The only way for traffic to cross Layer 2 VLAN boundaries to allow communicatation between bridge domains is via Layer 3 routing.
This process of marrying switching and routing is done by integrated routing and bridging, or IRB. With IRB, a single Cisco vEdge device can pass traffic among different bridge domains on the same router and among bridge domains on remote vEdge routers. The
only restriction is that all the bridge domains must reside in the same VPN domain in the overlay network.

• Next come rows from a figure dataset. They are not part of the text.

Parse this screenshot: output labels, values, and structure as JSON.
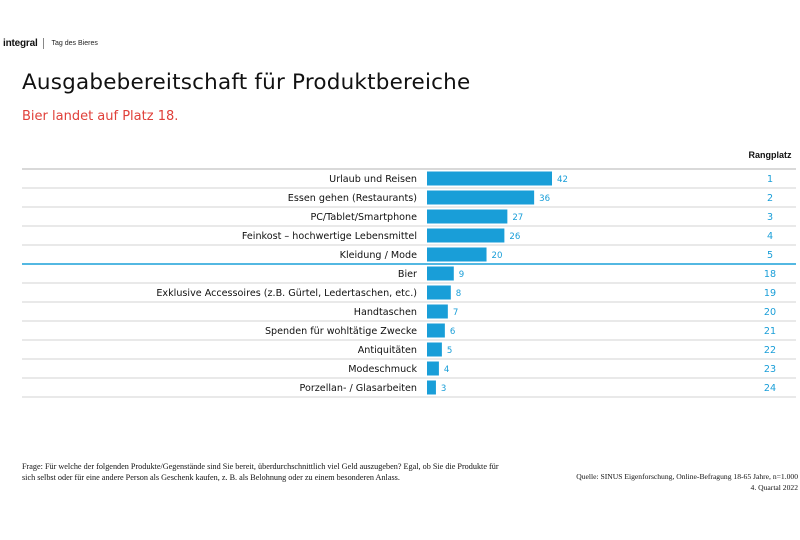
{
  "header": {
    "logo": "integral",
    "tag": "Tag des Bieres"
  },
  "title": "Ausgabebereitschaft für Produktbereiche",
  "subtitle": "Bier landet auf Platz 18.",
  "rank_header": "Rangplatz",
  "colors": {
    "bar": "#199ed8",
    "value": "#199ed8",
    "rank": "#199ed8",
    "subtitle": "#e0403a",
    "separator": "#1aa0d8"
  },
  "chart_data": {
    "type": "bar",
    "orientation": "horizontal",
    "categories": [
      "Urlaub und Reisen",
      "Essen gehen (Restaurants)",
      "PC/Tablet/Smartphone",
      "Feinkost – hochwertige Lebensmittel",
      "Kleidung / Mode",
      "Bier",
      "Exklusive Accessoires (z.B. Gürtel, Ledertaschen, etc.)",
      "Handtaschen",
      "Spenden für wohltätige Zwecke",
      "Antiquitäten",
      "Modeschmuck",
      "Porzellan- / Glasarbeiten"
    ],
    "values": [
      42,
      36,
      27,
      26,
      20,
      9,
      8,
      7,
      6,
      5,
      4,
      3
    ],
    "ranks": [
      1,
      2,
      3,
      4,
      5,
      18,
      19,
      20,
      21,
      22,
      23,
      24
    ],
    "xlim": [
      0,
      42
    ],
    "grid": false,
    "data_labels": true
  },
  "footnote": "Frage: Für welche der folgenden Produkte/Gegenstände sind Sie bereit, überdurchschnittlich viel Geld auszugeben? Egal, ob Sie die Produkte für sich selbst oder für eine andere Person als Geschenk kaufen, z. B. als Belohnung oder zu einem besonderen Anlass.",
  "source": {
    "line1": "Quelle: SINUS Eigenforschung, Online-Befragung 18-65 Jahre, n=1.000",
    "line2": "4. Quartal 2022"
  }
}
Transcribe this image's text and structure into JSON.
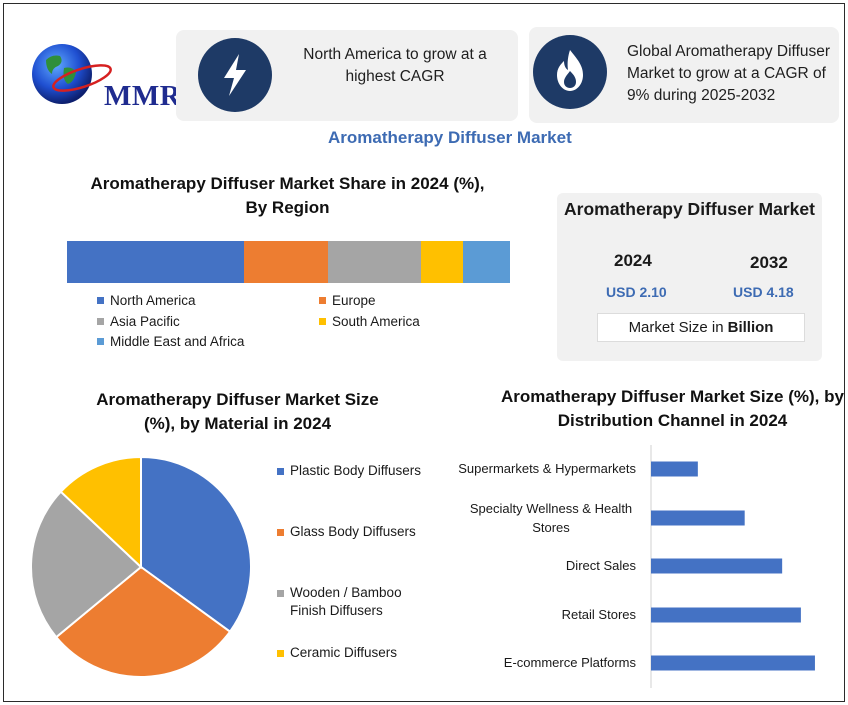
{
  "logo": {
    "text": "MMR"
  },
  "cards": [
    {
      "icon": "lightning-bolt-icon",
      "text": "North America to grow at a highest CAGR"
    },
    {
      "icon": "flame-icon",
      "text": "Global Aromatherapy Diffuser Market to grow at a CAGR of 9% during 2025-2032"
    }
  ],
  "main_title": "Aromatherapy Diffuser Market",
  "market_box": {
    "title": "Aromatherapy Diffuser Market",
    "year_1": "2024",
    "year_2": "2032",
    "value_1": "USD 2.10",
    "value_2": "USD 4.18",
    "unit_prefix": "Market Size in",
    "unit_bold": "Billion"
  },
  "colors": {
    "blue": "#4472c4",
    "orange": "#ed7d31",
    "gray": "#a5a5a5",
    "yellow": "#ffc000",
    "light_blue": "#5b9bd5",
    "card_icon_bg": "#1e3a66",
    "title_blue": "#3d6bb3"
  },
  "chart_data": [
    {
      "type": "bar",
      "subtype": "stacked-100",
      "title": "Aromatherapy Diffuser Market Share in 2024 (%), By Region",
      "categories": [
        "North America",
        "Europe",
        "Asia Pacific",
        "South America",
        "Middle East and Africa"
      ],
      "values": [
        40,
        19,
        21,
        9.5,
        10.5
      ],
      "colors": [
        "#4472c4",
        "#ed7d31",
        "#a5a5a5",
        "#ffc000",
        "#5b9bd5"
      ],
      "legend_position": "bottom"
    },
    {
      "type": "pie",
      "title": "Aromatherapy Diffuser Market Size (%), by  Material in 2024",
      "categories": [
        "Plastic Body Diffusers",
        "Glass Body Diffusers",
        "Wooden / Bamboo Finish Diffusers",
        "Ceramic Diffusers"
      ],
      "values": [
        35,
        29,
        23,
        13
      ],
      "colors": [
        "#4472c4",
        "#ed7d31",
        "#a5a5a5",
        "#ffc000"
      ],
      "legend_position": "right"
    },
    {
      "type": "bar",
      "orientation": "horizontal",
      "title": "Aromatherapy Diffuser Market Size (%), by Distribution Channel in 2024",
      "categories": [
        "Supermarkets & Hypermarkets",
        "Specialty Wellness & Health Stores",
        "Direct Sales",
        "Retail Stores",
        "E-commerce Platforms"
      ],
      "values": [
        10,
        20,
        28,
        32,
        35
      ],
      "xlim": [
        0,
        38
      ],
      "color": "#4472c4",
      "grid": false
    }
  ]
}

The Cisco SD-WAN implementation of IRB connects a Layer 2 bridge domain to a Layer 3 VPN domain via an IRB interface. An IRB
interface is a logical interface that inherits all the properties of a regular interface, but it is not associated with a
port or with a physical interface. Each IRB interface is named with the stem “irb” and a number that matches the number of
a bridge domain. For example, the interface irb2 is the logical interface that connects to bridge domain 2. IRB interfaces cannot have subinterfaces.
You create IRB interfaces within a VPN. A VPN domain supports multiple IRB interfaces.
There is a one-to-one association between an IRB logical interface and a bridge domain: an IRB interface can be associated
only with one bridge domain, and a bridge domain can be associated with only one IRB interface. As a result, a bridge domain
can be part of only one VPN in the overlay network.
The IP address of an IRB interface is the subnet of the VLAN that resides in the bridge domain. From a switching perspective,
the IP address of the IRB interface is part of the bridge domain.